🤖 AI Summary
This work addresses the degradation in speech clarity and intelligibility caused by the loss of high-frequency components in low-bandwidth audio. Existing approaches often compromise either computational efficiency or reconstruction fidelity. To overcome these limitations, this study introduces conditional flow matching into the compact latent space of a neural audio codec for the first time, proposing a voicing-aware conditional flow transformer combined with a structurally constrained residual vector quantization mechanism. This enables efficient, end-to-end speech bandwidth extension. The method significantly enhances the stability of latent variable alignment and achieves superior high-frequency reconstruction, spectral fidelity, and perceptual audio quality in both 8 kHz-to-16 kHz and 8 kHz-to-44.1 kHz bandwidth extension tasks.
📝 Abstract
Speech Bandwidth Extension improves clarity and intelligibility by restoring/inferring appropriate high-frequency content for low-bandwidth speech.
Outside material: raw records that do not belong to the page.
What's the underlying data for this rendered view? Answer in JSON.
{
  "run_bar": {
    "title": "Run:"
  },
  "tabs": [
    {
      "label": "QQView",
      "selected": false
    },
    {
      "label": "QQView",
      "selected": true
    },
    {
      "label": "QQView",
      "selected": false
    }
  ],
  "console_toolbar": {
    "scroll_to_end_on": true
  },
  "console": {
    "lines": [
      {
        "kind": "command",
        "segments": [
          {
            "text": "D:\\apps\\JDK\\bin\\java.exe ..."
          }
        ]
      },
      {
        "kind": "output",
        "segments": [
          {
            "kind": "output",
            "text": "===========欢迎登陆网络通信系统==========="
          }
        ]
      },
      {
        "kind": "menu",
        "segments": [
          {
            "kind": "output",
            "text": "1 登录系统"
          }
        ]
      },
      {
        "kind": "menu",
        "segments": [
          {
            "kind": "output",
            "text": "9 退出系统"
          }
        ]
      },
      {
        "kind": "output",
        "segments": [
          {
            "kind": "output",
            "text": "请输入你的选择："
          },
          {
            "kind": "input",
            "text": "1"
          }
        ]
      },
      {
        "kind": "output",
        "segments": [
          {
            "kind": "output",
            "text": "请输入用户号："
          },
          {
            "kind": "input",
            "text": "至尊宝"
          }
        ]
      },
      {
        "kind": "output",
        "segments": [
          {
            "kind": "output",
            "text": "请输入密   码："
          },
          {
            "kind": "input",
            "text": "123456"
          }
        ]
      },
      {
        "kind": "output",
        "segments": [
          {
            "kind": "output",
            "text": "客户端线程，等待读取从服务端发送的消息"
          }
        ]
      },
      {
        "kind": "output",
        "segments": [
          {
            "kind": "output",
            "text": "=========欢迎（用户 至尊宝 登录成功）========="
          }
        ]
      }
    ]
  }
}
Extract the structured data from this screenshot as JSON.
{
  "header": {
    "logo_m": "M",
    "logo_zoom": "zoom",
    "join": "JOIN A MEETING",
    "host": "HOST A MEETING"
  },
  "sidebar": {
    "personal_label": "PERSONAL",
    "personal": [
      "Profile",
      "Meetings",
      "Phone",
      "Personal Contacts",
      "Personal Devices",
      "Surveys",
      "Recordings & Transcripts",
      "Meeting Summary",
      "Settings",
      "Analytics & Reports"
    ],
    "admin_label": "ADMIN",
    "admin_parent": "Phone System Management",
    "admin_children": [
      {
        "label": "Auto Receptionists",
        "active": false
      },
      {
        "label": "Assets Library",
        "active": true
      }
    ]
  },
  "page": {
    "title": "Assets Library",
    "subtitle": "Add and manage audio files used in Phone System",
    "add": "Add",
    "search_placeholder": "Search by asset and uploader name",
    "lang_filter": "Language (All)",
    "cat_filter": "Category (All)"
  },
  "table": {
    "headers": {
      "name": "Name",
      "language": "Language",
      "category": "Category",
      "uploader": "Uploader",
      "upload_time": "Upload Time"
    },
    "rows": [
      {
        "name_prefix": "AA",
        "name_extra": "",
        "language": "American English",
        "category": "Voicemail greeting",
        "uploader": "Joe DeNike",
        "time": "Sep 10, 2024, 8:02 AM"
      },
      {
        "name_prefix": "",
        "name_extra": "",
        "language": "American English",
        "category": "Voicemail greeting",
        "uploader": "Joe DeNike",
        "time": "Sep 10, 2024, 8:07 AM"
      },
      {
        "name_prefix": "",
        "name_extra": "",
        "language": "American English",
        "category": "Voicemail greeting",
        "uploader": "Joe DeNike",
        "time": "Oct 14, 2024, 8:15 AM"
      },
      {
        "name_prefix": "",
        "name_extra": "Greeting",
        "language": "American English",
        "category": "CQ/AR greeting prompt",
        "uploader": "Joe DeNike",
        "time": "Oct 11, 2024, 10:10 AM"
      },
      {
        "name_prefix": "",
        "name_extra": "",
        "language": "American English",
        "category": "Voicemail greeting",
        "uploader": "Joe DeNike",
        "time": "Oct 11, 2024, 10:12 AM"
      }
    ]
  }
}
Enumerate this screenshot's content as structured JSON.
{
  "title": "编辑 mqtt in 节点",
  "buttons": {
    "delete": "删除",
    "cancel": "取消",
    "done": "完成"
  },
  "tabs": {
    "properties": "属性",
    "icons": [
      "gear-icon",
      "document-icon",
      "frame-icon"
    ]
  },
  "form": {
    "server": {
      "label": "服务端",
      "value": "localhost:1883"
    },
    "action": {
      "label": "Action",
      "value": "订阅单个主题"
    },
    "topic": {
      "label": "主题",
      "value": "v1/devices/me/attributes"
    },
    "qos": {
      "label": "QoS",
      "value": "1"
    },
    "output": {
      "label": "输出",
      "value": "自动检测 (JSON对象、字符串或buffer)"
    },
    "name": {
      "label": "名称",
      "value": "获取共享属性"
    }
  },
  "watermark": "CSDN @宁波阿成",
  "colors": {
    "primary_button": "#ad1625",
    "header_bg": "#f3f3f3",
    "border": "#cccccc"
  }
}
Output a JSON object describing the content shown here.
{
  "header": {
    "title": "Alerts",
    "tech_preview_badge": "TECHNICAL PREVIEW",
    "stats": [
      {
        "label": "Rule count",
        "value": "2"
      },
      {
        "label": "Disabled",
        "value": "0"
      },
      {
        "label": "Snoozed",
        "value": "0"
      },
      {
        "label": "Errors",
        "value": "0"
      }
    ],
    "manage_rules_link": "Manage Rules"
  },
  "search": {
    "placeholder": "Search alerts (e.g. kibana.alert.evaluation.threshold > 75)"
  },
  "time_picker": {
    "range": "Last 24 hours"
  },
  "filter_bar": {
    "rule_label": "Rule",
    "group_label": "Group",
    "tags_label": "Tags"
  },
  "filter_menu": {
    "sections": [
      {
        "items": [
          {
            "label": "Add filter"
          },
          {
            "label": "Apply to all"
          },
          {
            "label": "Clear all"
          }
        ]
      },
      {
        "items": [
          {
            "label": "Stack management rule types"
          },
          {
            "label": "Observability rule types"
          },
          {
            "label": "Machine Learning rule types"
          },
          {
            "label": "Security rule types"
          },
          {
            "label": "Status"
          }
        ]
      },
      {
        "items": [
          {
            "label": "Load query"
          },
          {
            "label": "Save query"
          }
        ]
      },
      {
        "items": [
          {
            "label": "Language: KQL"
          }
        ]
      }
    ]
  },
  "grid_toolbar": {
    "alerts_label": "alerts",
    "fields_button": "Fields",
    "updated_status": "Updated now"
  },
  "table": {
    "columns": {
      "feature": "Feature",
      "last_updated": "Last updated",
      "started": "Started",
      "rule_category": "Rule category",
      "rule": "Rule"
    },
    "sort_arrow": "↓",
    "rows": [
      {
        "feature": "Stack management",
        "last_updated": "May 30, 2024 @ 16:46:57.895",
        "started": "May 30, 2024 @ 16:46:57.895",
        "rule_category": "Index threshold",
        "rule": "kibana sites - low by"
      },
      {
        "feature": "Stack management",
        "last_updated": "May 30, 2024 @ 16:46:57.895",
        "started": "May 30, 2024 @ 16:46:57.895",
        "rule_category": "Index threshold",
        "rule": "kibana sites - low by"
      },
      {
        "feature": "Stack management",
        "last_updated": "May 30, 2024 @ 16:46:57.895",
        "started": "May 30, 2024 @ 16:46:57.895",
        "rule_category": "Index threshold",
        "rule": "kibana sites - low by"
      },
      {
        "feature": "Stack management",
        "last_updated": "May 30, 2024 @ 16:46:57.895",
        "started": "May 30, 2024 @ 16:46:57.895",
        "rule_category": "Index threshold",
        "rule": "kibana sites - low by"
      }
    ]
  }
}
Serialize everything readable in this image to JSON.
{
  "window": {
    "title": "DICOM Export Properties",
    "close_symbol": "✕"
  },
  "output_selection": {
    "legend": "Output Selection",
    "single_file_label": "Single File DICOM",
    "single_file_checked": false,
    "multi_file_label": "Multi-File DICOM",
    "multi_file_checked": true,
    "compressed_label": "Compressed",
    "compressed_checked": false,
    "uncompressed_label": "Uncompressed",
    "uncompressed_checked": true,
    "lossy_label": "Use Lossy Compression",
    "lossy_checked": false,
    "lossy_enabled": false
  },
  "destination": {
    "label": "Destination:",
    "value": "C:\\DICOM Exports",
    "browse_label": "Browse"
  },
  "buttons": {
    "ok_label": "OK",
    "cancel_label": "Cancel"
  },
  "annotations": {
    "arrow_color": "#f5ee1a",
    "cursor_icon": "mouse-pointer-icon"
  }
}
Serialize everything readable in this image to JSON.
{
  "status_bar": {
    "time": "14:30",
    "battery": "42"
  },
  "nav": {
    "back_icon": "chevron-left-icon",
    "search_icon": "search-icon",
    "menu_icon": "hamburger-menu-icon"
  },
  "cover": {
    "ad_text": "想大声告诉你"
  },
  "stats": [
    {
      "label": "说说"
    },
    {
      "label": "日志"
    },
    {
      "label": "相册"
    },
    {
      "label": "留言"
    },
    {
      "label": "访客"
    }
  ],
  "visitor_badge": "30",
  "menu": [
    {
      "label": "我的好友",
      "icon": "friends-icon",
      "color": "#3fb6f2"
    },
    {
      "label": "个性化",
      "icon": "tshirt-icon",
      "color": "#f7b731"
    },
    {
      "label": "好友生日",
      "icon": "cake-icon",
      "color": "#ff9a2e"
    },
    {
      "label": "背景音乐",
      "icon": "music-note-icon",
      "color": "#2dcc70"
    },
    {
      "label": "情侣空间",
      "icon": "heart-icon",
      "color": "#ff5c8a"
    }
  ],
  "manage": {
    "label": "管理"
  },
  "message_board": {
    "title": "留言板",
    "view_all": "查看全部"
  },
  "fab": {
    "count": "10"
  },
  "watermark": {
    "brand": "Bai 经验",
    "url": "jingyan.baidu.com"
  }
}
Existing methods often rely on spectrogram or waveform modeling, which can incur higher computational cost and have limited high-frequency fidelity. Neural audio codecs offer compact latent representations that better preserve acoustic detail, yet accurately recovering high-resolution latent information remains challenging due to representation mismatch. We present CodecFlow, a neural codec-based BWE framework that performs efficient speech reconstruction in a compact latent space. CodecFlow employs a voicing-aware conditional flow converter on continuous codec embeddings and a structure-constrained residual vector quantizer to improve latent alignment stability. Optimized end-to-end, CodecFlow achieves strong spectral fidelity and enhanced perceptual quality on 8 kHz to 16 kHz and 44.1 kHz speech BWE tasks.